The Borderland Foundation was established in 1989 in the small town of Sejny (pronounced SAY-knee) on the northeastern border of Poland. It presents previously unheard narratives of the past through theatre, film, poetry and lectures. Sejny before World War II was home to Poles, Lithuanians, Jews, Belarusians, Roma and Russians expelled from Czarist Russia. However, due to shifting borders, its multicultural past has given way to a homogenous present.
In The Sejny Chronicles, a theatre spectacle at La MaMa E.T.C., one is immersed in the stories of the past. Storytelling is a rare breed nowadays, especially among younger generations. In an intimate setting with a minature clay model of Sejny onstage, fourteen young adult actors, under the art direction of Bozena Szroeder, narrate and sing stories in the many languages and voices of Sejny’s past. They peek into the houses through windows, sit at wedding wassail tables and also among the audience, telling stories once spinned by the elderly. Each tale is dazzlingly woven into another, seamlessly transitioning from plot to plot in Yiddish, Polish or Russian. The old ethnic songs featured in the performance transgress boundaries. Sung in one voice they vibrate the warmth of human closeness beyond borders, nations and cultures.

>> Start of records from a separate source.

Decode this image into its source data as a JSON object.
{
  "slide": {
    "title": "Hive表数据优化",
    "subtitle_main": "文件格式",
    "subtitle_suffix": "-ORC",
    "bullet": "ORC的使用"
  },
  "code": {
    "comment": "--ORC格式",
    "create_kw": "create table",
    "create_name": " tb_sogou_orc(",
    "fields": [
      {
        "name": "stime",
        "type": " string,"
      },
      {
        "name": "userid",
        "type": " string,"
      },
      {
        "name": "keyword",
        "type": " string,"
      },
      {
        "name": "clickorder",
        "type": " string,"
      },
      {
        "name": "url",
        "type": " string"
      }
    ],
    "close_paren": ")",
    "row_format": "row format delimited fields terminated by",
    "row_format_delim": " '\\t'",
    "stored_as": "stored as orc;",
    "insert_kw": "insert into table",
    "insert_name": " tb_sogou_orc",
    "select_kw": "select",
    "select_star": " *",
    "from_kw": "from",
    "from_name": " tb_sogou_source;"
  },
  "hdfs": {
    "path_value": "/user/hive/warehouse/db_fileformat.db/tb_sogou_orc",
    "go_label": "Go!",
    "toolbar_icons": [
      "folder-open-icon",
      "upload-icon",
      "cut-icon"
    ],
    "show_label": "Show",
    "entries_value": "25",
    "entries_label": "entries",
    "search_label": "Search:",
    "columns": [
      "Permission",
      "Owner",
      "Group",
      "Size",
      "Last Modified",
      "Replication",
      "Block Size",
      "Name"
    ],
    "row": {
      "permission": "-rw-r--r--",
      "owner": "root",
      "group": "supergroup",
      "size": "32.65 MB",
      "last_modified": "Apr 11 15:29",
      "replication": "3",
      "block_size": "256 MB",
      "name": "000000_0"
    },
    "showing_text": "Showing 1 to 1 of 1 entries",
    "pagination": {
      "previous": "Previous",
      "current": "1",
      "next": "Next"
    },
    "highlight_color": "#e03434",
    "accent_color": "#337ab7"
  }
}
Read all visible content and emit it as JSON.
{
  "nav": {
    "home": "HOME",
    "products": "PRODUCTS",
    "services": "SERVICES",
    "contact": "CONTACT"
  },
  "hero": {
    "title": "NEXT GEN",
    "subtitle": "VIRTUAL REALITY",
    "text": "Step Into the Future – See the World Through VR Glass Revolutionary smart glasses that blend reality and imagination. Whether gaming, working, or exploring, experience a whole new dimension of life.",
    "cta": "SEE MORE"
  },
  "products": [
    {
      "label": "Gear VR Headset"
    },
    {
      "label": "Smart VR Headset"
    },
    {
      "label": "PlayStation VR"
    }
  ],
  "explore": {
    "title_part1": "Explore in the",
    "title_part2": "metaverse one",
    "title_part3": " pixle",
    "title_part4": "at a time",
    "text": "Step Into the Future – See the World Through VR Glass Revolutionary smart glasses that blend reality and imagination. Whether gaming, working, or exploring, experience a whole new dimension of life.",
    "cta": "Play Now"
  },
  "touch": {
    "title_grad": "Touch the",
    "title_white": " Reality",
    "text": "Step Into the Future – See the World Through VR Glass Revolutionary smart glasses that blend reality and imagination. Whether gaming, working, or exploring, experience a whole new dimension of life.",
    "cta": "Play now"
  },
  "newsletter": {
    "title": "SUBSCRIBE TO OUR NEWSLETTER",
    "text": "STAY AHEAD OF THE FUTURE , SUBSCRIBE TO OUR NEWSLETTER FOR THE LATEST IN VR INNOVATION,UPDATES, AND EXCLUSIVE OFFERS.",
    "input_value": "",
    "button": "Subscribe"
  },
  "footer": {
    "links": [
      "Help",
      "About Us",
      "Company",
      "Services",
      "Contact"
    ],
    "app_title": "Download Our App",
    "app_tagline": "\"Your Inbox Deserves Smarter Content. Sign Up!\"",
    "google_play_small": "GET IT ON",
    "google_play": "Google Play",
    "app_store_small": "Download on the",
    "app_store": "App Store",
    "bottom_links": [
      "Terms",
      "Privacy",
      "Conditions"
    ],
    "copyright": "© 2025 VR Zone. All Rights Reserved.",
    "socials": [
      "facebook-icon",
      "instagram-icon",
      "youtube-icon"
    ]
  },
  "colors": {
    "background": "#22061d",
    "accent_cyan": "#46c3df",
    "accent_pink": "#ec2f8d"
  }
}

One could parallel Sejny with multicultural New York, or any other large city today in which we coexist, where our lives are unavoidably entangled with ‘the Other’. Perhaps it is the lost past revived through storytelling that makes the experience of Sejny especially magical. I think it is a combination of finding delight in an homage to the past as well as a nostalgia for storytelling, which was once one of the most fundamental ways to weave one’s identity and sense of belonging to a community. Storytelling radiates the joy of being in the world at a specific place and time. It is nothing more than a celebration of living, remembering that we are alive. Sometimes, as Heidegger would say, that point escapes us.